Tips for picking the best tomato
Mike Reeves, Morgan County Extension Agent
If your tomato plants sickened and died last year and you are not sure why, one answer could be tomato spotted wilt virus (TSWV). Dr. Joe Kemble, a vegetable horticulturist with the Alabama Cooperative Extension System, says there are only a limited number of varieties available that are resistant to TSWV.
"While there are many varieties that offer resistance to other diseases such as Fusarium wilt, there are only a few that possess resistance to TSWV," Kemble said.
Kemble says home gardeners may be able to purchase one of several resistant varieties either as seeds or as transplants. These varieties include Amelia VR (also called HMX 0800), BHN444 and BHN640.
"Seeds should be available from certified seed dealers in the South," Kemble said.
Bonnie Plant Farms of Union Springs is offering transplants of the BHN444 variety under the name Southern Star. This new hybrid variety was selected specifically for its resistance to TSWV.
Kemble says the determinate variety is a heavy fruit setter with early to mid- season maturity.
"Its fruit are globe-shaped with green shoulders. It produces large and extra large red fruit with good firmness and flavor," Kemble said. "In the home garden, it should be staked or caged."
Dr. Ed Sikora, an Extension plant pathologist, says TSWV was first identified in Alabama in the mid-80s.
"The host range of TSWV extends to more than 170 species of plants, including many herbaceous ornamentals, in more than 35 plant families.
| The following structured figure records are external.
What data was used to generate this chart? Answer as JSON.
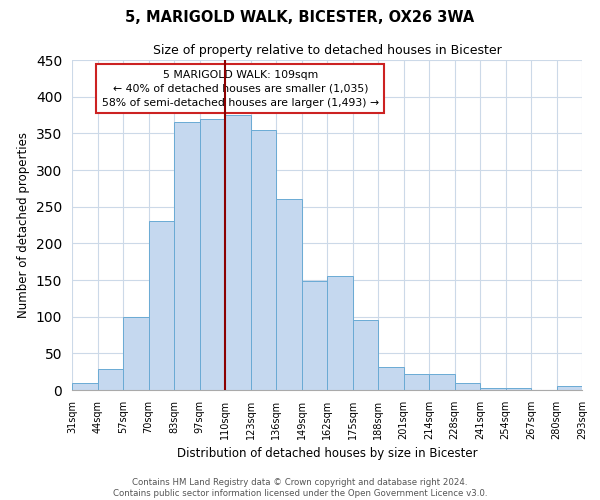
{
  "title": "5, MARIGOLD WALK, BICESTER, OX26 3WA",
  "subtitle": "Size of property relative to detached houses in Bicester",
  "xlabel": "Distribution of detached houses by size in Bicester",
  "ylabel": "Number of detached properties",
  "bin_labels": [
    "31sqm",
    "44sqm",
    "57sqm",
    "70sqm",
    "83sqm",
    "97sqm",
    "110sqm",
    "123sqm",
    "136sqm",
    "149sqm",
    "162sqm",
    "175sqm",
    "188sqm",
    "201sqm",
    "214sqm",
    "228sqm",
    "241sqm",
    "254sqm",
    "267sqm",
    "280sqm",
    "293sqm"
  ],
  "bar_heights": [
    10,
    28,
    100,
    230,
    365,
    370,
    375,
    355,
    260,
    148,
    155,
    95,
    32,
    22,
    22,
    10,
    3,
    3,
    0,
    5
  ],
  "bar_color": "#c5d8ef",
  "bar_edge_color": "#6aaad4",
  "vline_x": 6,
  "vline_color": "#8b0000",
  "ylim": [
    0,
    450
  ],
  "yticks": [
    0,
    50,
    100,
    150,
    200,
    250,
    300,
    350,
    400,
    450
  ],
  "annotation_title": "5 MARIGOLD WALK: 109sqm",
  "annotation_line1": "← 40% of detached houses are smaller (1,035)",
  "annotation_line2": "58% of semi-detached houses are larger (1,493) →",
  "annotation_box_facecolor": "#ffffff",
  "annotation_box_edgecolor": "#cc2222",
  "footer_line1": "Contains HM Land Registry data © Crown copyright and database right 2024.",
  "footer_line2": "Contains public sector information licensed under the Open Government Licence v3.0.",
  "background_color": "#ffffff",
  "grid_color": "#ccd9e8"
}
In the home garden, tomatoes, peppers, eggplant and potatoes are all vulnerable to the disease," Sikora said. "The disease is a particular problem for the state's peanut growers."
He says tomato plants infected with TSWV are stunted and often die.
Initially, leaves in the terminal portion of the plant stop growing, become distorted and turn pale green.
In young leaves, veins thicken and turn purple, causing the leaves to appear bronze. Necrotic spots or ring spots frequently occur on infected leaves. Stems of infected plants often have purplish brown streaks.
Infected fruit may exhibit numerous ring spots and blotches and may become distorted if infected when immature.
"TSWV is usually spread by an insect called thrips," Sikora said. "Currently, there is no effective way to control TSWV, but homeowners can use some basic strategies to reduce the spread of TSWV."
Control weeds adjacent to the field to reduce the source of infection. The disease can overwinter in weeds.
Apply systemic insecticides to the soil at planting. This will slow the initial spread of the virus into the field.
Spray bordering weeds and the tomato crop with insecticides to suppress thrips populations and spread of TSWV.
Remove and destroy infected plants as soon as symptoms appear.